野村誠の作曲日記

作曲家の日記です。ちなみに、野村誠のホームページは、こちらhttp://www.makotonomura.net/

音価と強度のまなざし

音価と強度のまなざし」の作曲作業。これは、2018年に中川賢一さんと2台ピアノをするために作曲した「オリヴィエ・メシアンに注ぐ20のまなざし」という曲集の2曲目として書いたものの全面改訂。もともと、メシアンに「音価と強度のモード」という曲があって、それは70年ほど前に作曲された前衛的で美しい音楽なのだが、このメシアンの曲とインドネシアガムラン音楽が融合するような曲にしたのが、野村作品。今日は1日この譜面を書いていて、完成。中川さんに譜面を送る。4月12日に、愛知県芸術文化センターで演奏する。

 

鳥取銀河鉄道祭の記録集のための原稿を書く。あまりにも濃密だったので、500字で書くなんて無理なので、短文の列記で詰め込んだ。

 

高校時代に進路の相談に行って、衝撃の言葉を与えて下さった作曲家の戸島美喜夫さんが、先週他界されてショックだった。ところが、また別の訃報が届く。ほぼ、同じ頃に、20代の頃に本当にお世話になった現代音楽プロデューサーで心理学者の藤島寛さんが亡くなられたとの知らせだ。

 

ぼくが大学生になった80年代後半に、藤島さんは現代音楽のコンサートを数多く企画されていて、ぼくは足繁く通い、いっぱい勉強させていただいた。89年にジョン・ケージ京都賞を受賞した時、ぼくは大学3回生だった。藤島さんのお宅にお邪魔して、数多くのケージの楽譜を見せていただいたし、コンサート「ケージバン」も見に来て下さった。
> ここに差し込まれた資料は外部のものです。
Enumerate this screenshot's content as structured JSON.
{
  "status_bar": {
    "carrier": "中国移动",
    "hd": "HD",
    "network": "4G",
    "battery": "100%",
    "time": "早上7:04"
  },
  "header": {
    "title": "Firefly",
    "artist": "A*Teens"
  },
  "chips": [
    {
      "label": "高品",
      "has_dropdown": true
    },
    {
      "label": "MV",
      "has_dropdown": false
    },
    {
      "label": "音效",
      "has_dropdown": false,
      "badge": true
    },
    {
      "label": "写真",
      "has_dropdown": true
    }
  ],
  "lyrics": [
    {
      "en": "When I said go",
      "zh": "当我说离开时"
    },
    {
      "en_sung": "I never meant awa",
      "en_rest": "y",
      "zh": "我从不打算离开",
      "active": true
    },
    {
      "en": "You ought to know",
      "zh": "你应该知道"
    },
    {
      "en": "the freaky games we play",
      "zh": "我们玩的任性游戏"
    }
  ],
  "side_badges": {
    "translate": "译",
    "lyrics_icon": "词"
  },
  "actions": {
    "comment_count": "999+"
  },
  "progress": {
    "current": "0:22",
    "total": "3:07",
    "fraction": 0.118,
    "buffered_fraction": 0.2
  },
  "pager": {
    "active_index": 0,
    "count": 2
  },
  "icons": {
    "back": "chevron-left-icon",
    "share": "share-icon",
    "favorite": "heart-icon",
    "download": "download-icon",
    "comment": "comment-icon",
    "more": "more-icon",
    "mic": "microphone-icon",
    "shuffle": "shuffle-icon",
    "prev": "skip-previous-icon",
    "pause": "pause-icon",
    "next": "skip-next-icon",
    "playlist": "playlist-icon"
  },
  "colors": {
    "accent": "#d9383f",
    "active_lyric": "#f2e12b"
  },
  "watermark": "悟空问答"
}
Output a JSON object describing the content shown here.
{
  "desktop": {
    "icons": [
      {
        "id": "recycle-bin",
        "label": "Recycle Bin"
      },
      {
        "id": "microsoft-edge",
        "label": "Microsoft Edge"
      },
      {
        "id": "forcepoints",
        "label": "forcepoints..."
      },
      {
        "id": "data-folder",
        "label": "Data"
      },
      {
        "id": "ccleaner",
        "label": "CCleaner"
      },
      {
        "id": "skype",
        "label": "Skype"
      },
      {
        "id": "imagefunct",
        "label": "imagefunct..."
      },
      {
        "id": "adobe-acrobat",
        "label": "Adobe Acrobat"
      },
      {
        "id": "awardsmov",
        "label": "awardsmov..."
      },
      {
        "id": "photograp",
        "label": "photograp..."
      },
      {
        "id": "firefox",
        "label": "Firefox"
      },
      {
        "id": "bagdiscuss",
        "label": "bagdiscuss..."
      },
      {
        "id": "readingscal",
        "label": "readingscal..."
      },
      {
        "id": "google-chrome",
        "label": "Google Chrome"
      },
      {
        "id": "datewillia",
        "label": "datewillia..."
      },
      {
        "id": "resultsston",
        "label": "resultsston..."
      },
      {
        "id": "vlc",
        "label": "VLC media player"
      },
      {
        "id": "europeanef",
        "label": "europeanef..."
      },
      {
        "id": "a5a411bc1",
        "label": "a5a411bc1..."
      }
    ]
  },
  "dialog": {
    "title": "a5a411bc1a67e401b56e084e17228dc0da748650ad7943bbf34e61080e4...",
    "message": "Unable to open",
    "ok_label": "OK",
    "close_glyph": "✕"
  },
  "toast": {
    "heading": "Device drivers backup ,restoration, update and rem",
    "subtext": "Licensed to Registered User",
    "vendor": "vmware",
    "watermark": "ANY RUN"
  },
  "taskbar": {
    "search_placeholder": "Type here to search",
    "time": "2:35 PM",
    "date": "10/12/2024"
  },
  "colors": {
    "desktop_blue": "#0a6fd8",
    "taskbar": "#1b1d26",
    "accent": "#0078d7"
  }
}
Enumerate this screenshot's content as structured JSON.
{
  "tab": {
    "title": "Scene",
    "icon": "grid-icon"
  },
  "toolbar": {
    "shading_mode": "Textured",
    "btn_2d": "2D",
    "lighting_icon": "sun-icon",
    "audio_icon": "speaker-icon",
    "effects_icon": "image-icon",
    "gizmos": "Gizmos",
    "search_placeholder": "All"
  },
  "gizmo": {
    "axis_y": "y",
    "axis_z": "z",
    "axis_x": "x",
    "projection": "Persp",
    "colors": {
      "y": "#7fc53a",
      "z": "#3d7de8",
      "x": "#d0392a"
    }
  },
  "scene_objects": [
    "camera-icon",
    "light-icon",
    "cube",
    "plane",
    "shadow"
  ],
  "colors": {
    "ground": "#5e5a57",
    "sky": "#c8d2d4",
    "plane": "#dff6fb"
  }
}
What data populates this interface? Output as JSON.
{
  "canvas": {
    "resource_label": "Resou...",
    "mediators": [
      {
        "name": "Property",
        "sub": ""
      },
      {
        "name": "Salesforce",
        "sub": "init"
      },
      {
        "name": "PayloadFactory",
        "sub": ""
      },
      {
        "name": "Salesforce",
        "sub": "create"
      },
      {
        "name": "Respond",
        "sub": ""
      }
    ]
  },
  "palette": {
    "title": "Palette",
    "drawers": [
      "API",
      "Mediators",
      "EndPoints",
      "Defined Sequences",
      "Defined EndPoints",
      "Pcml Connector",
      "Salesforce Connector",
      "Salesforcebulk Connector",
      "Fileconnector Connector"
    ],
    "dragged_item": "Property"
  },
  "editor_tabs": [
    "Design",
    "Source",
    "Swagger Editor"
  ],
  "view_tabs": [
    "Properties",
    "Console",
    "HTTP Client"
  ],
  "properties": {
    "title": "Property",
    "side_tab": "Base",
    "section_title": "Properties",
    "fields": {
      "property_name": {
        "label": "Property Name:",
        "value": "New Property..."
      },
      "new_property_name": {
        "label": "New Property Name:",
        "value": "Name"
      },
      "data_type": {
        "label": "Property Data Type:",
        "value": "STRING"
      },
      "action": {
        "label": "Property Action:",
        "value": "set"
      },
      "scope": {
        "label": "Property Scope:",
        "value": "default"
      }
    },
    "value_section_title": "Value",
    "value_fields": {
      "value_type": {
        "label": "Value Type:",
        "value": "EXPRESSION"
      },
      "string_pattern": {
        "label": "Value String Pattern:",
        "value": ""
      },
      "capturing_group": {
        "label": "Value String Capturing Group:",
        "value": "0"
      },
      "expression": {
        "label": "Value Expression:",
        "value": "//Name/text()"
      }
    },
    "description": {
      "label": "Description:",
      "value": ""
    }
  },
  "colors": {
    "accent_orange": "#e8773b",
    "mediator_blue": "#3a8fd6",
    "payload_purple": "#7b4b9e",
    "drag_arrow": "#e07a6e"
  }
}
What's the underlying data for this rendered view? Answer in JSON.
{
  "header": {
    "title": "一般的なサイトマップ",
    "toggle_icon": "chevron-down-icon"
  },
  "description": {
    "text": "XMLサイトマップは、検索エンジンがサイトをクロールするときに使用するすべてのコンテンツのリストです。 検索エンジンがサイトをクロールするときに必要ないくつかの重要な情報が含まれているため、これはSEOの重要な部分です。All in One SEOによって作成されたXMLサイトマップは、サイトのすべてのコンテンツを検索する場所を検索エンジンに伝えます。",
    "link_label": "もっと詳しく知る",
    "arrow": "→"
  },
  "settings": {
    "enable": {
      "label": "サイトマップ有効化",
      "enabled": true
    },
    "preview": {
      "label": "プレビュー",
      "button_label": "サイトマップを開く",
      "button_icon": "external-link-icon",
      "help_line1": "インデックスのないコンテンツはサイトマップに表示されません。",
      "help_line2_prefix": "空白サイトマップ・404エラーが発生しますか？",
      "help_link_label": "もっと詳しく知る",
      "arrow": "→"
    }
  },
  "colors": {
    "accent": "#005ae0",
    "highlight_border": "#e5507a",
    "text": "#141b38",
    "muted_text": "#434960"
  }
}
93年に京都造形芸術大学に特別講師として招いて下さったのも藤島さんだ。まだ若干25歳だったぼくが、初めて大学で講義をしたのは、藤島さんからいただいた機会だった。ブリティッシュ・カウンシルのフェローシップのことを教えて下さったのも藤島さんで、「野村くんやったら、出せば通ると思う」と言われた言葉を鵜呑みにし、応募した。推薦文も書いていただき、イギリスのヨークで1年研修することができたし、イギリスのことも行く前に随分と教えていただいた。帰国後に藤島さんを訪ねた時に、「君はいずれ大学のポストにつけるから、まずは大学院で研鑽を積むように」とアドバイスを受けたが、藤島さんのアドバイスと全く違う路上演奏で生計を立てる日々に突入した。その後は、なかなかお会いする機会が減ってしまったが、ぼくの活動を嬉しそうに見守って下さっていた。2年前の冬、アートスペース虹のクロージングイベントでお会いしたのが最後になってしまったが、あの時も嬉しそうに「野村くん」と語りかけて下さる笑顔が、ただただ懐かしい。また、すぐにお会いできると思っていただけに、ショックだ。藤島さんを仰天させるような作品を書けるところまで成長して、もっともっと恩返しをしたかった。ご冥福をお祈りします。